Les femmes indiennes, ces pauvres esclaves de l’homme, sont exclusivement chargées d’extraire des pieds du mari les parasites incommodes. Pour ce faire, il faut toujours qu’elles soient munies d’épingles ou d’aiguilles ; mais où piquer ces aiguilles et ces épingles quand on porte, à peu de chose près, le costume de la déesse Vérité ? Leur embarras est le même que celui où se trouvait l’empereur Soulouque pour attacher l’étoile de l’honneur sur la poitrine de ses soldats.

Or, elles ont inventé un ingénieux moyen de résoudre la difficulté. Elles se percent la lèvre inférieure et logent, dans cet étui d’un nouveau genre, tout un paquet d’aiguilles, la pointe tournée vers le dehors.

À elles toutes les fatigues, à l’homme le repos. L’homme, c’est le maître, c’est le roi. La femme, ou plutôt les femmes, car la polygamie est une loi du monde sauvage, les femmes sont les servantes et les humbles esclaves, et elles acceptent cette condition inférieure avec abnégation. Certes, nos ménagères de France, celles qui portent le sceptre peu constitutionnel dans ce petit royaume dont le foyer domestique est la capitale, frémiraient d’une noble indignation devant le sort que la loi indienne fait à leurs sœurs déshéritées de cette partie de l’Amérique.

En ce moment suprême où le titre de mère donne à l’épouse des droits sacrés au respect et aux soins du mari, il se joue dans les ménages indiens une singulière comédie.

Quand la femme accouche, c’est le mari qui se fait soigner et plaindre, c’est lui qui est le plus malade. Aussitôt après sa délivrance en laquelle elle n’a reçu les bons offices de personne, la femme va baigner son nouveau-né dans le fleuve et s’y plonge elle-même ; puis elle revient près du mari qui s’est couché dans le hamac où il geint et paresse pendant une dizaine de jours.

« Qu’avez-vous donc, compère ?

— Tu ne vois pas ? Je suis malade, j’ai eu un enfant. »

Ce serait risible, si ce n’était odieux.


Pénitenciers et concessions sur le Maroni. — Les grands bois, leur exploitation et leurs dangers.

Depuis les Hattes jusqu’à Saint-Laurent, c’est-à-dire pendant une vingtaine de milles, il n’y a aucun établissement sur la rive française du fleuve. On passe successivement devant la Crique Lamentin, la Crique à la Vache, seul passage un peu dangereux, et enfin la Crique Maïpouri. Maïpouri est un mot indien qui veut dire grand. Le tapir est appelé maïpouri, parce que c’est le plus grand des animaux de la Guyanne ; l’ananas maïpouri pèse jusqu’à dix kilogrammes.

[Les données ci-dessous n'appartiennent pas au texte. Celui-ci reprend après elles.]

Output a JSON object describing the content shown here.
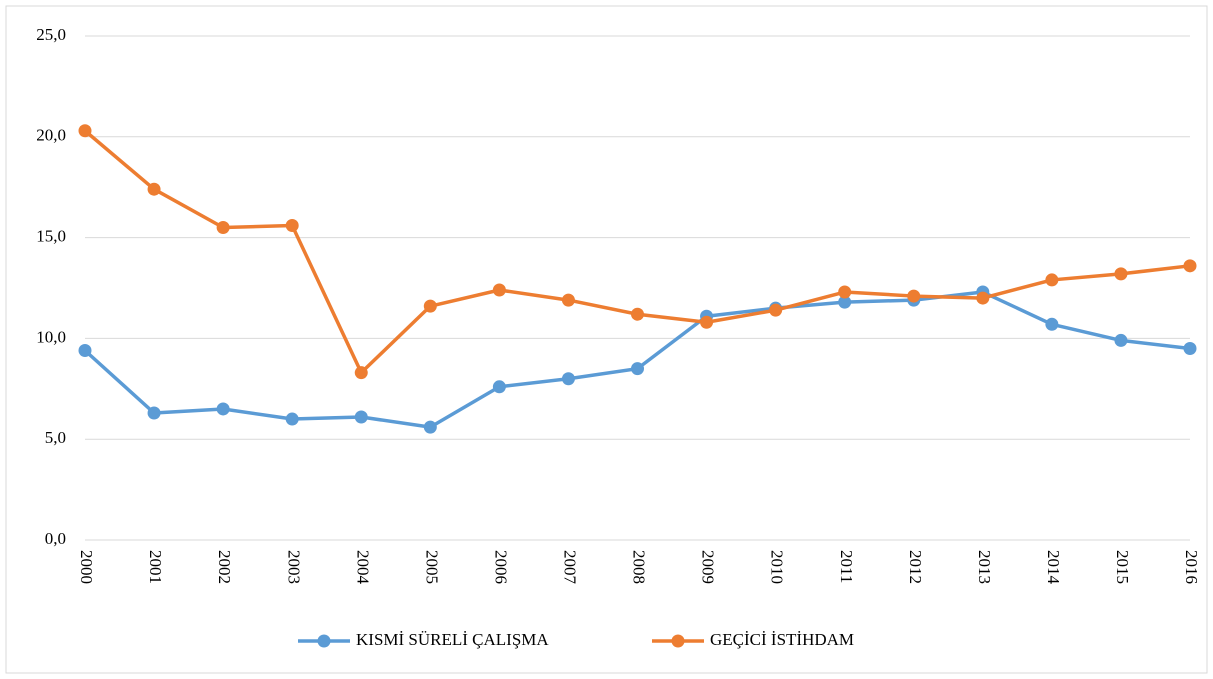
{
  "chart_data": {
    "type": "line",
    "categories": [
      "2000",
      "2001",
      "2002",
      "2003",
      "2004",
      "2005",
      "2006",
      "2007",
      "2008",
      "2009",
      "2010",
      "2011",
      "2012",
      "2013",
      "2014",
      "2015",
      "2016"
    ],
    "series": [
      {
        "name": "KISMİ SÜRELİ ÇALIŞMA",
        "color": "#5b9bd5",
        "values": [
          9.4,
          6.3,
          6.5,
          6.0,
          6.1,
          5.6,
          7.6,
          8.0,
          8.5,
          11.1,
          11.5,
          11.8,
          11.9,
          12.3,
          10.7,
          9.9,
          9.5
        ]
      },
      {
        "name": "GEÇİCİ İSTİHDAM",
        "color": "#ed7d31",
        "values": [
          20.3,
          17.4,
          15.5,
          15.6,
          8.3,
          11.6,
          12.4,
          11.9,
          11.2,
          10.8,
          11.4,
          12.3,
          12.1,
          12.0,
          12.9,
          13.2,
          13.6
        ]
      }
    ],
    "ylim": [
      0,
      25
    ],
    "yticks": [
      {
        "value": 0,
        "label": "0,0"
      },
      {
        "value": 5,
        "label": "5,0"
      },
      {
        "value": 10,
        "label": "10,0"
      },
      {
        "value": 15,
        "label": "15,0"
      },
      {
        "value": 20,
        "label": "20,0"
      },
      {
        "value": 25,
        "label": "25,0"
      }
    ],
    "grid": true,
    "legend": "bottom"
  }
}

Cependant l’Alecton a annoncé son arrivée par un coup de canon que répercutent les échos. Un quart d’heure après, il jette l’ancre devant Saint-Laurent, à deux cents mètres d’un pont qui sera prolongé et pourra servir au déchargement direct des navires de moyen tonnage.

Saint-Laurent, le pénitencier agricole, la capitale, le chef-lieu futur de la Guyane de la transportation, le berceau d’une société régénérée par le travail, se présente à l’œil sous un jour des plus avantageux. On sent qu’il y a là tous les éléments d’une grande ville. De 1857 à 1863, c’est-à-dire en six années, un grand résultat a été obtenu. Le temps a été bien employé et l’on arrive à la période heureuse où l’idée, sortie des difficultés de la conception et des langes de l’enfance, se développe sans contrainte et marche d’une allure plus décidée dans une voie rectifiée par l’expérience.

On avait fait du provisoire, maintenant on confirme ; on avait fait des cabanes, on les convertit en édifices durables. Il y avait eu de l’hésitation sur la conduite à tenir vis-à-vis des concessionnaires de diverses catégories ; ces hésitations ont disparu devant un système uniforme basé sur une étude plus approfondie de la question. Le choix des cultures les mieux appropriées au sol et les plus avantageuses aux colons, amenait certaines dissidences ; aujourd’hui l’opinion paraît également fixée sur ce sujet. En un mot, tous les problèmes proposés semblent marcher vers leur solution.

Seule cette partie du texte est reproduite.